Retinal Microscotomas Revealed with Adaptive-Optics Microflashes

To develop a sensitive psychophysical test for detecting visual defects such as microscotomas. Frequency-of-seeing curves were measured with 0.75' and 7.5' spots. On each trial, from 0 to 4 stimuli were randomly presented at any of eight equally spaced loci 0.5 degrees from fixation. By correcting the aberrations of the eye, adaptive optics produced retinal images of the 0.75' spot that were 3.0 microm wide at half height, small enough to be almost entirely confined within the typical cone diameter at this eccentricity. Data were collected from a patient with deuteranopia (AOS1) whose retina, imaged with adaptive optics, suggested that approximately 30% of his cones were missing or abnormal. Patients with protanomalous trichromacy (1 subject), deuteranopia (1 subject), and trichromacy (5 subjects) served as controls (all had normal cone density and complete cone mosaics).
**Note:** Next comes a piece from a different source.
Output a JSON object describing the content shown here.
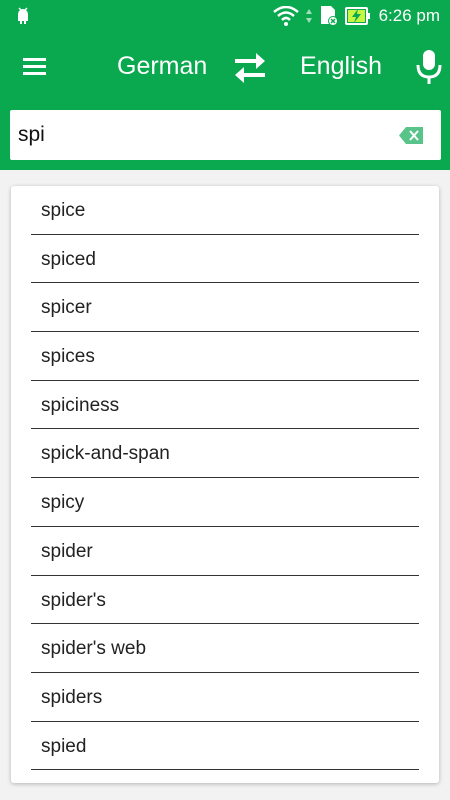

Psychophysical results were modeled by a Monte Carlo simulation incorporating measured properties of the cone mosaic. Frequency-of-seeing curves for AOS1 obtained with 0.75' spots showed lower asymptote, slope, and sensitivity than for controls. The 7.5' results showed that these differences were the result of the small spot size, which on some trials was confined mostly to the locus of the putatively missing cones. A two-parameter model satisfactorily described the data and was highly sensitive to the proportion of missing cones simulated. Adaptive-optics microperimetry is a powerful psychophysical test for assessing the loss of neural elements, even in retinas that appear otherwise normal in standard clinical tests. This technique may prove useful in estimating the proportion of missing cones in different patients and in detecting other visual losses such as those associated with glaucoma.